Je n’avais pas remarqué la jeune femme qui la suivait. Celle-ci s’approcha de moi et m’annonça qu’elle me prenait comme servante. Je cru d’abord à une blague, mais seul un sourire bienveillant s’étendait sur son visage. Elle m’offrait une nouvelle vie et je ne pouvais que lui en être reconnaissante.
4 janvier 1555
Plusieurs mois déjà que j’avais commencé ma nouvelle vie. Mieux que je ne l’aie espéré. Certes, j’étais désormais servante, je pouvais oublier la vie de bourgeoise, mais celle-ci était mille fois plus agréable que les dernières années que j’avais vécues. Lavinia était gentille avec moi, plus que quiconque d’autre. Loin des tâches ingrates que je m’étais imaginée devoir exécuter, la jeune femme m’avait prise sous son aile. J’aimais l’écouter, l’admirais pour son charisme et son pouvoir de persuasion.
J’avais rapidement pris connaissance des rumeurs qui tournaient autour d’elle et, un jour, elle avait fini par tout m’avouer. D’abord choquée, bien que je n’aie jamais pu l’imaginer, elle, faisant ce genre de choses, j’avais fini par accepter les faits comme ils étaient. Accepter qu’un passé reste inchangeable quel qu’il soit et qu’elle devait avoir suffisamment de culpabilité en elle à ce propos pour que j’y rajoute un regard jugeur.

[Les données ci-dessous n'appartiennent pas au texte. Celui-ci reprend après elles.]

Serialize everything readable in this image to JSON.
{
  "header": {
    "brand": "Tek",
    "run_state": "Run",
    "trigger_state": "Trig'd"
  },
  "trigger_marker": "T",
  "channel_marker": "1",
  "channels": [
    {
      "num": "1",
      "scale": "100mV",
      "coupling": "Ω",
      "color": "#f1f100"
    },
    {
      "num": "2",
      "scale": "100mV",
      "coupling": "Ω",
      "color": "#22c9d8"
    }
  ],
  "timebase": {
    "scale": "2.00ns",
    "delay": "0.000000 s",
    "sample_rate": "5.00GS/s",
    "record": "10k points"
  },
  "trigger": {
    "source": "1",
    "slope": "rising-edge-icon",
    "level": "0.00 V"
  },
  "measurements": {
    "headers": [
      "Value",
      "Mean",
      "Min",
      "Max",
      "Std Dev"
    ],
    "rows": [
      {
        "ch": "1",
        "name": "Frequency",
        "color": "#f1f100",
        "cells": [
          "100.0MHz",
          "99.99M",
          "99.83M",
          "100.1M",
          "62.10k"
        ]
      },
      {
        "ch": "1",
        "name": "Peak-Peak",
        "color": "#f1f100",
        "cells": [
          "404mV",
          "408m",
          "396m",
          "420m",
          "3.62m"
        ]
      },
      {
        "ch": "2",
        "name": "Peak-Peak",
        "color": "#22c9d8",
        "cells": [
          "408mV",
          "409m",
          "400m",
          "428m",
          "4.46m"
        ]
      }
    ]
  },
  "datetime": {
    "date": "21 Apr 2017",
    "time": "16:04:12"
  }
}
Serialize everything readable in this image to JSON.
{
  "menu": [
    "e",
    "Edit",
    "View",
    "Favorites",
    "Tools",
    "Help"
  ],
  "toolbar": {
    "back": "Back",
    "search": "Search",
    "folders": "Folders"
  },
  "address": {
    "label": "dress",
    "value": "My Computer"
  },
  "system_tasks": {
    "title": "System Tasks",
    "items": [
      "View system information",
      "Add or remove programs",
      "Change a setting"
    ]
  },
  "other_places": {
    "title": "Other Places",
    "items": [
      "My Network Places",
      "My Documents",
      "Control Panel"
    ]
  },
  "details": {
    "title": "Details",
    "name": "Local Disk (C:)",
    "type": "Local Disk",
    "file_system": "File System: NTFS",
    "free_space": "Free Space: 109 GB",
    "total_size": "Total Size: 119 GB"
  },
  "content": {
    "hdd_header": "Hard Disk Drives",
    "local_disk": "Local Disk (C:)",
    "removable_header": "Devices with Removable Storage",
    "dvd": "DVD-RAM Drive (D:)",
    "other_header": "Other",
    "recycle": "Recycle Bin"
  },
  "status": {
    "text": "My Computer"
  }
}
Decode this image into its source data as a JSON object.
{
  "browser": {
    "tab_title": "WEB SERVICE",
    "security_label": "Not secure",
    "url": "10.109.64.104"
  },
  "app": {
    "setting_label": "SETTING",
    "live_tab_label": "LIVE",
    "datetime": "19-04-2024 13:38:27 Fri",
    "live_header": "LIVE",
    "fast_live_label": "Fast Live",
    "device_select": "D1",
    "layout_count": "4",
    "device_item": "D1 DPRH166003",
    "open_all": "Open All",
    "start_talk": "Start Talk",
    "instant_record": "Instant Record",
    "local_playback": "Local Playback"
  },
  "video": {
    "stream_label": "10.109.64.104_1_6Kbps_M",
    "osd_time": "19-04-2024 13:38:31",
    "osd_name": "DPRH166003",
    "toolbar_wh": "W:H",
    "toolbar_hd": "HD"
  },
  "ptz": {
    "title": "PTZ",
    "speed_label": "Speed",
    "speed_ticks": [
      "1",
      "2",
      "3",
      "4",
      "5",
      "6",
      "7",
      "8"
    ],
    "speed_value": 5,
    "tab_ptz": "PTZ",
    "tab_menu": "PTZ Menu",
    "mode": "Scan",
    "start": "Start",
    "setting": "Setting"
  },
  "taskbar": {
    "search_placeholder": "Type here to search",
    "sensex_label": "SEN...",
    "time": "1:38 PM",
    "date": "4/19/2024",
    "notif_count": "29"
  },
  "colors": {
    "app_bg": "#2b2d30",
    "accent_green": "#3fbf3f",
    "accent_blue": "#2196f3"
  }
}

J’avais gagné sa confiance et elle avait gagné la mienne. J’osais parler de tout avec elle, sans tabou, comme à l’amie que je n’avais jamais eu. Je la suivais dans ses déplacements, découvrant chaque jour une nouvelle facette de la vie de noble. Elle m’avait donné une nouvelle vie et je lui serais à vie reconnaissante.